Einige Bekannt der Deutschen bezweifeln, dass es bei der SODRA mit rechten Dingen zugegangen ist. Sie halten das Ganze für eine Inszenierung, um der Deutschen ihre Wohnung in Litauen abzujagen. Dieser Verdacht ist nicht von der Hand zu weisen. Tatsache ist, in Litauen ist es unerwünscht, dass Deutsche Eigentümer von Grund und Boden sind. Zur Zeit der Sowjetunion hatte die Sozialistische Sowjetrepublik Litauen Grund und Boden auch der Deutschen enteignet und sozialisiert. Nachdem aus der Sozialistischen Sowjetrepublik Litauen die Republik Litauen geworden und Privateigentum wieder möglich war, hätte die Republik Litauen Grund und Boden an die Deutschen zurückgeben können. Die Republik Litauen gab Grund und Boden nur dann an die Deutschen zurück, wenn sie die litauische Staatsangehörigkeit angenommen haben. Wer die litauische Staatsangehörigkeit nicht annahm, fiel unter das litauische Erbrecht. Im litauischen Erbrecht steht der Staat an letzter Stelle in der gesetzlichen Erbfolge. Grund und Boden der Deutschen fielen so an den litauischen Staat. Enteignung so oder so, mit oder ohne Kommunismus.

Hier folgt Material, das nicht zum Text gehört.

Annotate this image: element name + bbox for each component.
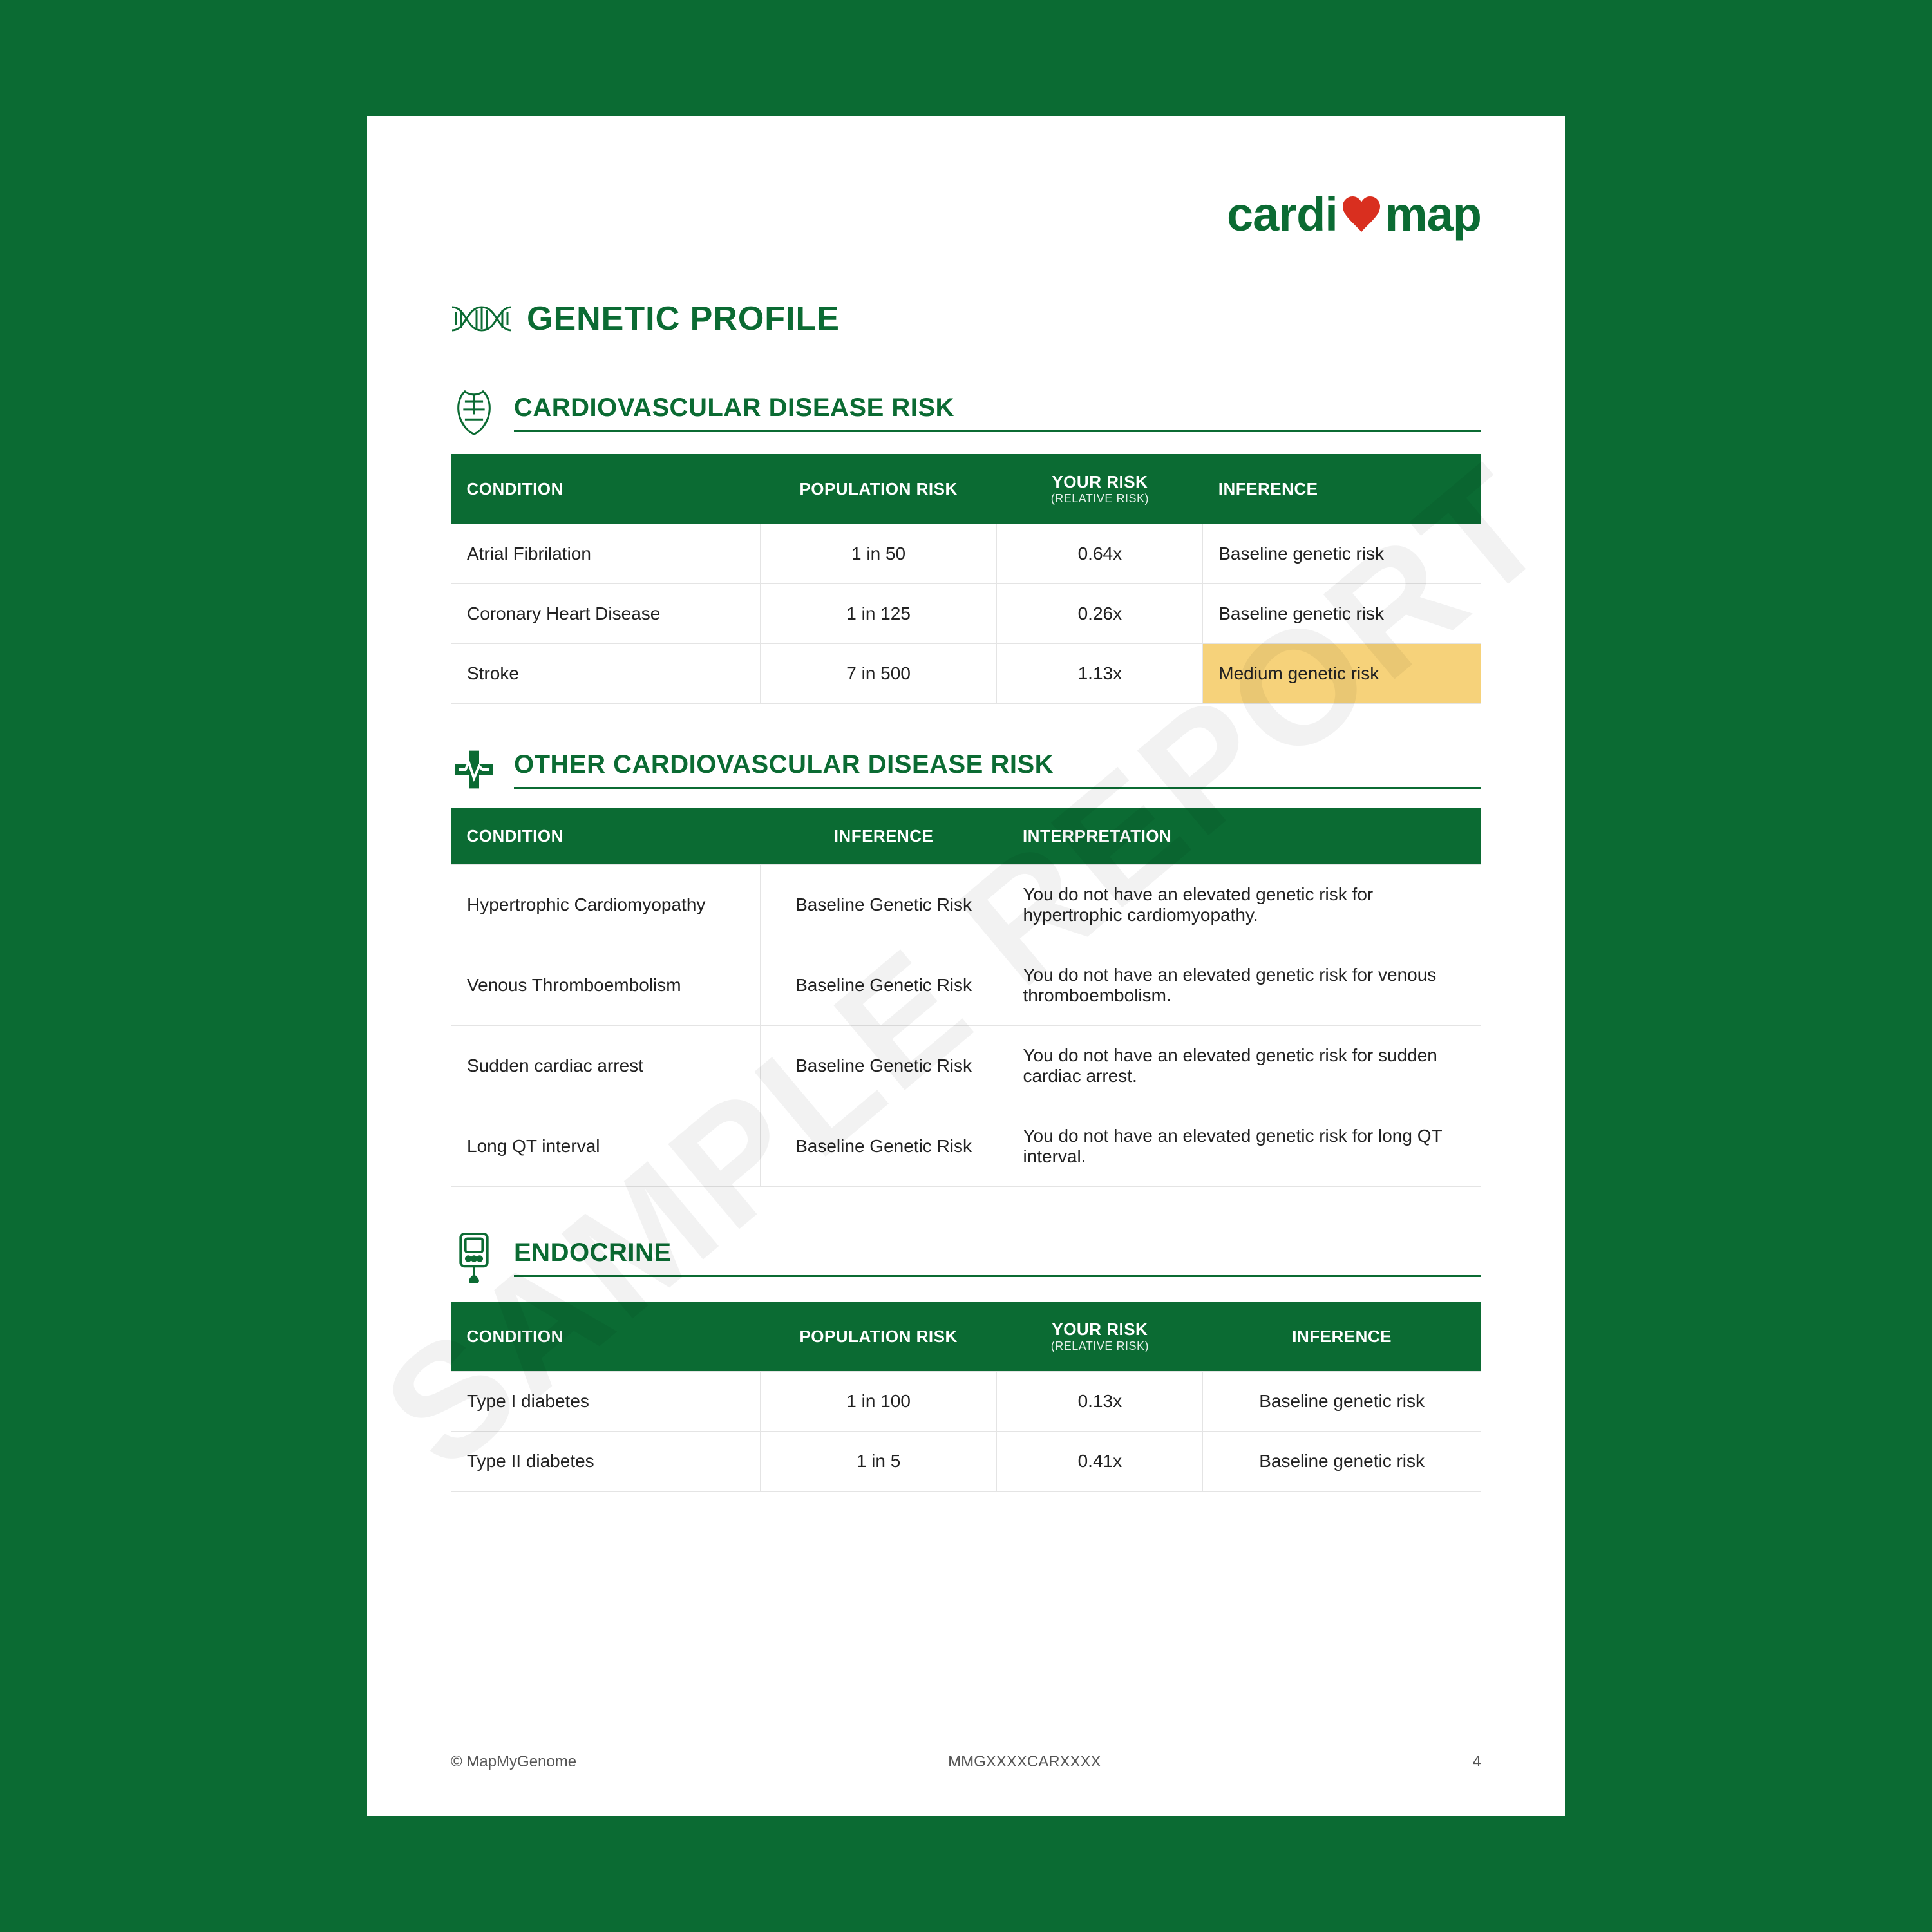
footer-right: 4 [1473,1753,1481,1771]
cell-your: 1.13x [997,644,1203,704]
profile-heading: GENETIC PROFILE [451,299,1481,338]
cell-population: 1 in 100 [760,1372,997,1432]
cell-inference: Baseline Genetic Risk [760,1026,1007,1106]
table-row: Coronary Heart Disease 1 in 125 0.26x Ba… [451,584,1481,644]
cell-condition: Type I diabetes [451,1372,761,1432]
cell-inference: Baseline genetic risk [1203,1432,1481,1492]
table-row: Stroke 7 in 500 1.13x Medium genetic ris… [451,644,1481,704]
col-your-risk: YOUR RISK (RELATIVE RISK) [997,454,1203,524]
cell-condition: Atrial Fibrilation [451,524,761,584]
section-other: OTHER CARDIOVASCULAR DISEASE RISK CONDIT… [451,749,1481,1187]
cell-your: 0.13x [997,1372,1203,1432]
cell-population: 7 in 500 [760,644,997,704]
heart-anatomy-icon [453,390,495,436]
col-interpretation: INTERPRETATION [1007,808,1481,865]
cell-inference: Baseline genetic risk [1203,524,1481,584]
cell-condition: Long QT interval [451,1106,761,1187]
cell-inference: Baseline genetic risk [1203,1372,1481,1432]
cell-inference-highlight: Medium genetic risk [1203,644,1481,704]
glucose-meter-icon [455,1232,493,1283]
cell-your: 0.41x [997,1432,1203,1492]
table-other: CONDITION INFERENCE INTERPRETATION Hyper… [451,808,1481,1187]
table-row: Atrial Fibrilation 1 in 50 0.64x Baselin… [451,524,1481,584]
col-inference: INFERENCE [1203,454,1481,524]
section-title-other: OTHER CARDIOVASCULAR DISEASE RISK [514,750,1481,789]
brand-right: map [1385,187,1481,242]
cell-condition: Hypertrophic Cardiomyopathy [451,865,761,945]
cell-inference: Baseline Genetic Risk [760,945,1007,1026]
section-head-other: OTHER CARDIOVASCULAR DISEASE RISK [451,749,1481,790]
col-your-risk-sub: (RELATIVE RISK) [1012,1340,1188,1353]
section-head-endocrine: ENDOCRINE [451,1232,1481,1283]
cell-interpretation: You do not have an elevated genetic risk… [1007,945,1481,1026]
col-your-risk-sub: (RELATIVE RISK) [1012,492,1188,506]
table-endocrine: CONDITION POPULATION RISK YOUR RISK (REL… [451,1302,1481,1492]
cell-inference: Baseline genetic risk [1203,584,1481,644]
col-your-risk-label: YOUR RISK [1052,472,1148,491]
report-page: SAMPLE REPORT cardi map GENETIC PROFILE [367,116,1565,1816]
cell-condition: Venous Thromboembolism [451,945,761,1026]
table-row: Long QT interval Baseline Genetic Risk Y… [451,1106,1481,1187]
col-condition: CONDITION [451,808,761,865]
col-condition: CONDITION [451,454,761,524]
table-row: Type I diabetes 1 in 100 0.13x Baseline … [451,1372,1481,1432]
col-population: POPULATION RISK [760,1302,997,1372]
col-inference: INFERENCE [1203,1302,1481,1372]
table-row: Type II diabetes 1 in 5 0.41x Baseline g… [451,1432,1481,1492]
cell-your: 0.26x [997,584,1203,644]
cell-condition: Type II diabetes [451,1432,761,1492]
cell-inference: Baseline Genetic Risk [760,1106,1007,1187]
col-your-risk-label: YOUR RISK [1052,1320,1148,1339]
col-inference: INFERENCE [760,808,1007,865]
col-your-risk: YOUR RISK (RELATIVE RISK) [997,1302,1203,1372]
table-row: Hypertrophic Cardiomyopathy Baseline Gen… [451,865,1481,945]
brand-logo: cardi map [1227,187,1481,242]
cell-condition: Stroke [451,644,761,704]
cell-interpretation: You do not have an elevated genetic risk… [1007,1026,1481,1106]
section-endocrine: ENDOCRINE CONDITION POPULATION RISK YOUR… [451,1232,1481,1492]
cell-population: 1 in 5 [760,1432,997,1492]
footer-center: MMGXXXXCARXXXX [948,1753,1101,1771]
table-cvd: CONDITION POPULATION RISK YOUR RISK (REL… [451,454,1481,704]
header: cardi map [451,187,1481,242]
profile-title: GENETIC PROFILE [527,299,840,338]
col-condition: CONDITION [451,1302,761,1372]
section-cvd: CARDIOVASCULAR DISEASE RISK CONDITION PO… [451,390,1481,704]
cell-condition: Sudden cardiac arrest [451,1026,761,1106]
heart-icon [1341,196,1381,233]
cell-population: 1 in 50 [760,524,997,584]
cell-interpretation: You do not have an elevated genetic risk… [1007,865,1481,945]
section-title-cvd: CARDIOVASCULAR DISEASE RISK [514,393,1481,432]
footer: © MapMyGenome MMGXXXXCARXXXX 4 [451,1753,1481,1771]
table-row: Sudden cardiac arrest Baseline Genetic R… [451,1026,1481,1106]
table-row: Venous Thromboembolism Baseline Genetic … [451,945,1481,1026]
footer-left: © MapMyGenome [451,1753,576,1771]
cell-condition: Coronary Heart Disease [451,584,761,644]
cell-interpretation: You do not have an elevated genetic risk… [1007,1106,1481,1187]
section-head-cvd: CARDIOVASCULAR DISEASE RISK [451,390,1481,436]
section-title-endocrine: ENDOCRINE [514,1238,1481,1277]
cell-your: 0.64x [997,524,1203,584]
dna-icon [451,306,513,332]
col-population: POPULATION RISK [760,454,997,524]
cell-population: 1 in 125 [760,584,997,644]
brand-left: cardi [1227,187,1338,242]
cell-inference: Baseline Genetic Risk [760,865,1007,945]
medical-cross-icon [453,749,495,790]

Vor der Bundestagswahl 2017 brachte die SPD eine Reichensteuer ins Gespräch. Das kam bei den Wählern offenbar nicht an. Nun liebäugelt die SPD mit der Bürgerversicherung, einer verschleierten Reichensteuer. Denn über Versicherungsleistungen aus der Bürgerversicherung hat die SPD noch nie gesprochen. Es wird immer nur argumentiert, dass auch Unternehmer sich stärker als bisher an den Kosten der gesetzlichen Sozialversicherung beteiligen sollen. Bürgerversicherung als Abzocke der Unternehmer.